Mit geschlossenen Augen blies er den Rauch durch die Nase. Er schien genau zu wissen, dass er beobachtet wurde, denn er schob sich eine Hand unter die Achsel, so dass die Brustmuskeln und der Bizeps anschwollen. Wo hatte er die Muckis her? Mit Sicherheit nicht vom Sport, es sei denn, man zählte Nacktbaden und Billard dazu. Wahrscheinlich war es einfach die Art von guter Gesundheit, die in seiner Familie vererbt wurde, zusammen mit den Aktien, den Wertpapieren und den teuren Möbeln. Wie ein junger Gott, oder eben schön, die Boxershorts mit dem Paisleymuster bis auf die Hüftknochen heruntergezogen, war er nach vier Jahren College irgendwie hier in dem schmalen Bett ihres winzigen möblierten Zimmers gelandet. »Wie ein junger Gott«! Für wen hältst du dich, Jane Eyre? Werd erwachsen. Sei vernünftig. Reiß dich zusammen.

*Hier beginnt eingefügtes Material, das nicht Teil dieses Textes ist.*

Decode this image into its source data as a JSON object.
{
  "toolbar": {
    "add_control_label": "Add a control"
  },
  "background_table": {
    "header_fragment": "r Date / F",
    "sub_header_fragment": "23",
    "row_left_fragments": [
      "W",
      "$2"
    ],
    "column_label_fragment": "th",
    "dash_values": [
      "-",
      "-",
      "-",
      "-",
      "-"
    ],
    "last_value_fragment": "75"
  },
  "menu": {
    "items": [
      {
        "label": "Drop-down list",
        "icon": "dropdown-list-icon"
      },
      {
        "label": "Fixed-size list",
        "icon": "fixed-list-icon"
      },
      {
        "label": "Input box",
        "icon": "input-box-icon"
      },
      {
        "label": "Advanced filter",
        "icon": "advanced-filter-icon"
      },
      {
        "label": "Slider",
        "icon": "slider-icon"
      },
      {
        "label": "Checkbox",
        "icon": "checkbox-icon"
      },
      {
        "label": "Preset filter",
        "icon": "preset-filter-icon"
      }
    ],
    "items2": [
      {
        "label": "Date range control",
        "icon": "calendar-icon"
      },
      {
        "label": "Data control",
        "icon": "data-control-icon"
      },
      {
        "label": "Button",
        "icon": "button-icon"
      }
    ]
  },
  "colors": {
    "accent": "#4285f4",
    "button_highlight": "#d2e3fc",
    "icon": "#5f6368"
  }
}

Sie nahm ihm die Zigarette aus dem Mund. »Ich kann mir vorstellen, wie du mit 40 bist«, sagte sie mit einer Spur Bosheit in der Stimme. »Ich sehs direkt vor mir.«
Er lächelte mit geschlossenen Augen. »Dann schieß mal los.«
»Na schön …« Sie setzte sich auf, die Decke unter die Achseln geklemmt. »Du hockst in ’nem offenen Sportkabrio in Kensington, Chelsea oder irgendeinem anderen Nobelviertel, und das Tolle an dem Auto ist, dass es absolut geräuschlos fährt, wie alle Autos im Jahr, keine Ahnung – 2006?«
Er rechnete mit zusammengekniffenen Augen. »2004 …«
»Das Auto schwebt zehn Zentimeter über dem Boden die Kings Road entlang, dein Bäuchlein klemmt unter dem Lederlenkrad wie ein kleines Kissen, du trägst diese Rennfahrerhandschuhe mit Luftlöchern, hast kein Kinn, und dein Haar lichtet sich. Du bist ein dicker Mann in einem kleinen Auto, knackbraun wie ein gebratener Truthahn …«
»Themenwechsel?«
»Und neben dir sitzt eine Frau mit Sonnenbrille, deine dritte, nein, vierte Frau, bildschön, ein Model, nein, ein Ex-Model, 23 Jahre alt, du hast sie getroffen, als sie bei einer Autoausstellung in Nizza auf einer Motorhaube lag oder so, und sie ist atemberaubend schön und dumm wie Brot …«
»Klingt gut. Kinder?«
»Keine Kinder, bloß drei Scheidungen, es ist ein Freitag im Juli, ihr seid auf dem Weg zu irgendeinem Landhaus, im winzigen Kofferraum deines schwebenden Autos liegen Tennis- und Krocketschläger, ein Korb voll mit edlem Weißwein, südafrikanischen Trauben, ein paar bedauernswerten kleinen Wachteln und Spargel, und der Wind weht dir durch die Geheimratsecken, du bist unglaublich selbstzufrieden, und Ehefrau Nummer drei, vier, weiß der Teufel, lächelt dich mit zweihundert strahlendweißen Beißerchen an, du lächelst zurück und versuchst zu verdrängen, dass ihr euch nichts, rein gar nichts zu sagen habt.«
Plötzlich brach sie ab. Du klingst total durchgeknallt, sagte sie sich. Versuch, normaler zu klingen. »Aber falls es dich tröstet, wir gehen sowieso alle vorher bei ’nem Atomkrieg drauf!«, fuhr sie fröhlich fort, doch er sah sie immer noch stirnrunzelnd an.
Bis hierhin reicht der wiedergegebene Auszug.